Lead and Manage
It’s What We Do In Life
I got a basic apprenticeship in how to lead and manage in life in the U. S. Coast Guard. Twenty-five years after my service in the Coast Guard, I was at the White House, on Flag Day. The organization that I was the CEO of was receiving an award from the President and Vice President for finding innovative private solutions to public problems. It was the President’s Citation Program for Private Sector Initiatives.
Yet it took me thirty-five more years to realize that it was my time in the Coast Guard, aboard the weather cutter Owasco, that provided a solid foundation for leading and managing that helped make my life—and that award—possible. For me, that’s one major benefit of being a veteran, in addition to spending some time in service to the nation.
I joined the Coast Guard while in high school and began active duty as a seaman apprentice a year after graduation. That included a short stay at the Montauk Lifeboat Station, storekeeper school, and then on the Owasco for about twenty months. I was promoted to seaman, SK3, and recommended for SK2 during that time. I left the ship after two years to begin college.
I earned an AAS degree, a BS in Education, teacher certification, got married, and began a career in Chamber of Commerce management. Several years later, I earned a MBA in executive management, which was paid for, thankfully, by the GI Bill. At the time, I remember feeling somewhat surprised that the work in getting a MBA was not all that difficult; I had not yet realized how good a foundation for organizational leading and managing I received during my life and work aboard the Owasco in those two years. Since that time, I continued to learn about leadership and management from many people and have had the opportunity to put this learning to good use in the organizations that I’ve been involved with over the years. Now that I’m retired, I have had time to reflect on past experiences and was surprised to realize that the core, foundational learning that I have found essential to my being effective in life and work traces back to my two years of active duty in the Coast Guard. It was a great apprenticeship for life in the world!
In my time aboard ship I was living what I was later taught about over several decades of work and study by a number of very special experts in people and quality focused management. I came to realize that seven foundation stones were laid in my Coast Guard life for leading and managing in the world:
1. Organizations are complex responsive processes of people relating to themselves, other people, tasks, duties, visions, missions, purpose, community, nation and the world.
2. A community is based on a shared perception of right and wrong and is only developed through conversation that includes people with competence, authority and interest in the common good. It is demonstrated by deeds done and not words said.
3. Leaders are the people who recognize what the right needs are and are able to bring together the right people and resources to set and accomplish the right common goals.
4. We are, simultaneously, independent, dependent and interdependent beings.
5. Freedom and security requires the willingness and ability to stand up and fight for what is good and right.
6. Good management has to be process and systems based with a focus on quality, customer service, and performance excellence. Sustainable corporate life has to include respect and care for the well-being of self, crew, ship, community, environment, nation and world.

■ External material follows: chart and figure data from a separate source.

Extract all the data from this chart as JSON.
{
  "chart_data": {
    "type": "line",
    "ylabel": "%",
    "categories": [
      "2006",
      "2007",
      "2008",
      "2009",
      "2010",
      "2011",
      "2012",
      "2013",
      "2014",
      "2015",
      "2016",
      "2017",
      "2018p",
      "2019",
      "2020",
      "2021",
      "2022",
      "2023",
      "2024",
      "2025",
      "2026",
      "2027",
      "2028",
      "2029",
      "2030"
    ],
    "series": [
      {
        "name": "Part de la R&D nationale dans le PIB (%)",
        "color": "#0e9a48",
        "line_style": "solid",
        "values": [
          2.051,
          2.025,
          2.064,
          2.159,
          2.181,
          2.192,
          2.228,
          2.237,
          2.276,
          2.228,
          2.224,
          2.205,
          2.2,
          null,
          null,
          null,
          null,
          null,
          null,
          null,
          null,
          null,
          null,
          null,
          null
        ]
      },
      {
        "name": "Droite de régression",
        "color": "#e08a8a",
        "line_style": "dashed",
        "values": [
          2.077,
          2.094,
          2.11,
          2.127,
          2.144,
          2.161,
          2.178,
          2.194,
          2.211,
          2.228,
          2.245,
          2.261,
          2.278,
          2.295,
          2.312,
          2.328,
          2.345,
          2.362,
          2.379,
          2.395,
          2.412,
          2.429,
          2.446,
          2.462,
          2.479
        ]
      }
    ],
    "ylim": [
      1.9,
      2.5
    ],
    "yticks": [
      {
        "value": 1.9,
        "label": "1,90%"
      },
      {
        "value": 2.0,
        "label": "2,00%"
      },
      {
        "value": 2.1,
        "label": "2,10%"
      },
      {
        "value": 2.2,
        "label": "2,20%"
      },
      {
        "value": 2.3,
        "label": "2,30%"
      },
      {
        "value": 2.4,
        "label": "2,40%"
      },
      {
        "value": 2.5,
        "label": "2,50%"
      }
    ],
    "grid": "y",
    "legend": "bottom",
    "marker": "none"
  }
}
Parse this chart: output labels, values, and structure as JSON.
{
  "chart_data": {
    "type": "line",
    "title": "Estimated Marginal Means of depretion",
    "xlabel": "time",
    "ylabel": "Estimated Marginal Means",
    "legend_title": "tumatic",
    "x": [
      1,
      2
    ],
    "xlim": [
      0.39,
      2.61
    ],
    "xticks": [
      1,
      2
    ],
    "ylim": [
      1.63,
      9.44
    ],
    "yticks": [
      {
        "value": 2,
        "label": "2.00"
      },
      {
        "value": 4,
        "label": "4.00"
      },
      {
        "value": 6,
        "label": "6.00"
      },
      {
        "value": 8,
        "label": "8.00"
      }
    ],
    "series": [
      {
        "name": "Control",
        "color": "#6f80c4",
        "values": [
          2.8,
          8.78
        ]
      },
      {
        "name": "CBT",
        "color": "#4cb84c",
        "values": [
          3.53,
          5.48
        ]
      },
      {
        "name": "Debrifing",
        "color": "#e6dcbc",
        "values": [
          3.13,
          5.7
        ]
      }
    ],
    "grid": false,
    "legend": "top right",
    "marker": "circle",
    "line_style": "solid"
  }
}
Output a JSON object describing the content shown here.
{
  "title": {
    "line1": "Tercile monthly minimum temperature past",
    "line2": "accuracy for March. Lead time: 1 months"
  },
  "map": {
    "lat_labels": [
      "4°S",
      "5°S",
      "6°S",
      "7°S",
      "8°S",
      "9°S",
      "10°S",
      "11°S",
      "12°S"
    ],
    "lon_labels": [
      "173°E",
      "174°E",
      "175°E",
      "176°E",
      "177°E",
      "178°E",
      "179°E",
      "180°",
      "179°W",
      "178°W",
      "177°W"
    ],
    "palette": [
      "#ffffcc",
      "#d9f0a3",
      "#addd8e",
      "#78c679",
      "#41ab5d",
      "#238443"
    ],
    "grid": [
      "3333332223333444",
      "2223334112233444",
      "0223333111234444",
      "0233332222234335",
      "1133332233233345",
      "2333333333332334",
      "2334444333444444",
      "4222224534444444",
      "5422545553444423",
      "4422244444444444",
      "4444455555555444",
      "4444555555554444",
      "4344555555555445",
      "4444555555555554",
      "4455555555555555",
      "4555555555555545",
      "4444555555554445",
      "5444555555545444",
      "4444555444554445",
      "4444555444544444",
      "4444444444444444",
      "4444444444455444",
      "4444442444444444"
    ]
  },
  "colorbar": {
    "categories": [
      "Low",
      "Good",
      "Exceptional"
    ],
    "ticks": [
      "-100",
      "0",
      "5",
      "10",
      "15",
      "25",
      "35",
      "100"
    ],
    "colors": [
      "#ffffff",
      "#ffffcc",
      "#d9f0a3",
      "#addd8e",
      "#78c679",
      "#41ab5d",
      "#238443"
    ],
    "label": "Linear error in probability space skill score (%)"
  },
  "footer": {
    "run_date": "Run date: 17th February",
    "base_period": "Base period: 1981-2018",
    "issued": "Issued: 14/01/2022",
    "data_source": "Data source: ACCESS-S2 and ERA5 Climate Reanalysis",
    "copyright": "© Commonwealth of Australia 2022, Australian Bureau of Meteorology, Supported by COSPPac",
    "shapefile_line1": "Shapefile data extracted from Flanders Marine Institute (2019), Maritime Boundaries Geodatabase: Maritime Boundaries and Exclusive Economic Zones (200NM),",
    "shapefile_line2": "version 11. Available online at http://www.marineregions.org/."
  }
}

7. Individuals, teams and organizations need to be attentive to and practiced in the three “R’s” of being Ready, Relevant, and Responsive to the times, needs, tasks and environments they are in.
(This 7th cornerstone came recently to my realization, from a “challenge coin” given to me by Admiral Karl Schultz, Commandant of the Coast Guard, with the words Ready, Relevant, Responsive emblazoned on the life-ring on one side of the coin.) The motto of the Coast Guard is Semper Paratus, “Always Ready.” It’s a good motto and ambition. Admiral Schultz added Relevant and Responsive to it for his command—a vital addition for today’s times; and I add it to mine.
I could not have articulated all of this six decades ago, in those informative and formative years that began my life’s work. Only now do I more fully recognize and appreciate that my Coast Guard experience created a good foundation for what became a career in organizational management for total community development. And now that I’m aware of it, I find myself even more grateful for the Coast Guard and my time in it. I’ve always liked the motto, Semper Paratus, “Always Ready.” Life in the Coast Guard, in my experience, exemplified that in thought, word, and deed. I entered the Coast Guard while in high school, a seaman apprentice; I left three years later, having gotten a life apprenticeship. I’m thankful for that learning and experience.